Un plan estratégico es un documento en el
cual se intenta plasmar cual será el camino de un proyecto generalmente a medio
o largo plazo que contempla tres fases: objetivos, políticas y acciones y se
subdivide en plan director; plan operativo anual y los sistemas de soporte para
lograrlo.
Recientemente, esas tradicionales fases y
procesos han sido sustituidas por “hoja de ruta”. En toda reunión que se
precie, el máximo responsable ha de explicar la hoja de ruta, a fin de demostrar
que está a la altura que su alta magistratura exige.
Tradicionalmente, la hoja de ruta proviene
del entorno empresarial y se puede definir como: “listado de todos los
clientes, donde se clasifican según la periodicidad de visitas que requiere
cada cliente en particular”. También se utiliza para “organizar el tiempo del
vendedor y orientarlo acerca de lo que debe hacer diariamente, con el fin de no
perder de vista a los clientes y mantenerse siempre en contacto con ellos”.
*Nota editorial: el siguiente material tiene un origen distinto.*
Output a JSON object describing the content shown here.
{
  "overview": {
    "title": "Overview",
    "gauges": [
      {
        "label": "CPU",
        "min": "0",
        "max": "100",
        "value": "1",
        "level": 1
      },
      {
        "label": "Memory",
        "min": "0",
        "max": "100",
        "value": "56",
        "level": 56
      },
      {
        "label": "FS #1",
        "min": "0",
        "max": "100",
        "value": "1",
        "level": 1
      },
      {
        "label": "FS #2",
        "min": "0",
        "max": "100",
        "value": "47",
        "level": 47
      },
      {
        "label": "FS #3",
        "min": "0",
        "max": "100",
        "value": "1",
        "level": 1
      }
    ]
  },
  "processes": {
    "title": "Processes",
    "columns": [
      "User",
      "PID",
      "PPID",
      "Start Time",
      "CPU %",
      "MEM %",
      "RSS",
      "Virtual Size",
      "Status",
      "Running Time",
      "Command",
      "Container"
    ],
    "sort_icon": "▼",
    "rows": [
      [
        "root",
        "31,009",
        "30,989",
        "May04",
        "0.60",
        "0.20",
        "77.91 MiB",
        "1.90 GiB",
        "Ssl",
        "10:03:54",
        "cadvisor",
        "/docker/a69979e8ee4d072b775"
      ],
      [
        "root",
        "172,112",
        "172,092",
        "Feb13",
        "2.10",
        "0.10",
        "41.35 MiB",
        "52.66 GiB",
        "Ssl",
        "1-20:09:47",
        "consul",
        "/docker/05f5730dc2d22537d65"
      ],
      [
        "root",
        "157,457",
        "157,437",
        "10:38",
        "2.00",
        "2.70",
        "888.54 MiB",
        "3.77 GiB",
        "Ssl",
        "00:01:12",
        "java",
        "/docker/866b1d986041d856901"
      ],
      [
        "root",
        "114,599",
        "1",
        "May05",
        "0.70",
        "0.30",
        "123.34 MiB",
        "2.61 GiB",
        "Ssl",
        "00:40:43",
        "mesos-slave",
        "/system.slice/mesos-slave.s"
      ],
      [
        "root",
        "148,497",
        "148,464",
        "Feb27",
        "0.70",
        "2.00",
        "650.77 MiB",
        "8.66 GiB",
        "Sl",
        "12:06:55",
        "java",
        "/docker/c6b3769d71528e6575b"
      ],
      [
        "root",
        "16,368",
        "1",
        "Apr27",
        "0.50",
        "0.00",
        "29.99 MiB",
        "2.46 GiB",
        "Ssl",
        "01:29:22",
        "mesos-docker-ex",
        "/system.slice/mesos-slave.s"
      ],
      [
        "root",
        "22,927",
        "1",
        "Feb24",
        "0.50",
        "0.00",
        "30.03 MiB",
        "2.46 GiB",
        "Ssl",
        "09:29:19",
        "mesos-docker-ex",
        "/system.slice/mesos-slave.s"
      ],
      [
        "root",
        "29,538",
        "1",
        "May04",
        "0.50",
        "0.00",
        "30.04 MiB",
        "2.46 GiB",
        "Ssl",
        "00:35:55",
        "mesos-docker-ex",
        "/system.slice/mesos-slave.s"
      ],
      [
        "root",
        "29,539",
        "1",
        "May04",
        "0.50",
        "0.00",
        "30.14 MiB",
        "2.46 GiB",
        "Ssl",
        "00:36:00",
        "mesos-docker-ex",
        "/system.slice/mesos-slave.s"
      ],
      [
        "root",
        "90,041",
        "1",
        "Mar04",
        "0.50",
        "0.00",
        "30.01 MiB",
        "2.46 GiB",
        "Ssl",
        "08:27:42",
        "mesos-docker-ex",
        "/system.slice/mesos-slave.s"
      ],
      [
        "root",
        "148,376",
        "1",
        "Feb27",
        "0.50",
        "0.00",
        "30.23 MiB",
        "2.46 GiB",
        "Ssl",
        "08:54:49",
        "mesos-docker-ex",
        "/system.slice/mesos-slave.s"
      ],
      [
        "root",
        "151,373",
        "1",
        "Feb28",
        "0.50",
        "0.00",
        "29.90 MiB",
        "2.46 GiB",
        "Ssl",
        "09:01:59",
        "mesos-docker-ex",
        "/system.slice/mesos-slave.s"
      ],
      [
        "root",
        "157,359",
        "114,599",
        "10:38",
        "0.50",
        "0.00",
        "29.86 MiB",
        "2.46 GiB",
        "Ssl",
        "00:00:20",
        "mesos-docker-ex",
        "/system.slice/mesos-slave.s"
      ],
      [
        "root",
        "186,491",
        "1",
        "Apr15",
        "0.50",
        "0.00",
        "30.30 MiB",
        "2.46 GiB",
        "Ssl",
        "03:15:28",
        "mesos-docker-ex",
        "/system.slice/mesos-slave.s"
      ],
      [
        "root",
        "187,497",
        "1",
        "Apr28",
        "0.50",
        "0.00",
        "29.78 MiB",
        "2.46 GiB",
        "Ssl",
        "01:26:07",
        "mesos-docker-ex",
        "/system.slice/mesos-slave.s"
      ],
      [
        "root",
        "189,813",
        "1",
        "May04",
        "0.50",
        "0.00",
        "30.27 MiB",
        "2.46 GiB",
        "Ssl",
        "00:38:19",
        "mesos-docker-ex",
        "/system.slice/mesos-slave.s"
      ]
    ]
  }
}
En el ámbito de la política ese término fue
empleado para definir el último plan de paz entre Israel y los palestinos y se
ha enseñoreado del lenguaje político y empresarial. No pasa un día en que no se
menciona en tertulias o entrevistas.
Cuando los responsables políticos y dirigentes
de una organización cogen cariño a un concepto y se adueñan de él lo explotan hasta
que nos casamos de oírlo mismo, pasando entonces al olvido, y sustituirlo en
busca de otro sinónimo, pero nunca utilizando los conceptos tradicionales,
porque los consideran como retrógrados y pasados de moda, a fin de parecer más modernos
y verosímiles.
Cualquier proyecto que quema en las manos se
endosa a terceros para que emitan un dictamen a través de una hoja de ruta con
la esperanza de que, cuando ese trabajo –bien remunerado por supuesto- finalice,
lo más probable es que se haya olvidado el motivo que lo originó o que al
cambiar el entorno haya quedado obsoleto ¿Cuántas hojas de ruta han acabado en
nada o en el olvido?
Puede que peque de ingenuo, no lo dudo, pero
abrigo la secreta esperanza de que los ciudadanos sean más racionales de lo que
sospechan nuestros políticos. Que el mecanismo de la memoria no lo tengan
atrofiado con tanto enfrentamiento, insulto y descalificaciones y sepan valorar
el conjunto de actuaciones de unos
y otros para que, al final, no sólo estén en juego las propuestas electorales,
importantes sin duda, sino algo tan intangible y tan vital como la credibilidad
de quien las hace. Este atributo se gana en el día a día, en una larga carrera
de cuatro años; siendo coherente y fiel a lo prometido, o al menos explicando
las razones profundas de los cambios de política.
En su inmensa mayoría, los electores siempre mantienen alguna confianza con su partido político de “toda la vida”, pero un síntoma de la madurez democrática de los ciudadanos de un país se deben comportar como clientes exigentes a los que les importa mucho la apariencia del género que se les ofrece, pero actúan en función de la fiabilidad que les ofrece el vendedor.
En su inmensa mayoría, los electores siempre mantienen alguna confianza con su partido político de “toda la vida”, pero un síntoma de la madurez democrática de los ciudadanos de un país se deben comportar como clientes exigentes a los que les importa mucho la apariencia del género que se les ofrece, pero actúan en función de la fiabilidad que les ofrece el vendedor.
Los ciudadanos exigen más soluciones y menos
hojas de ruta. Con la que está cayendo y los nubarrones que se divisan en el
horizonte los responsables políticos y económicos deberían ser conscientes de
ello y dedicar menos tiempo a explicar lo que harán a través de hojas de ruta que
hacer lo que deben y tomar decisiones que, para eso cuentan con legión de
asesores, consejeros, directores generales, etc. que cuestan un buen dinero al
contribuyente. En una palabra, la gente agradecerá más resultados y menos teorías.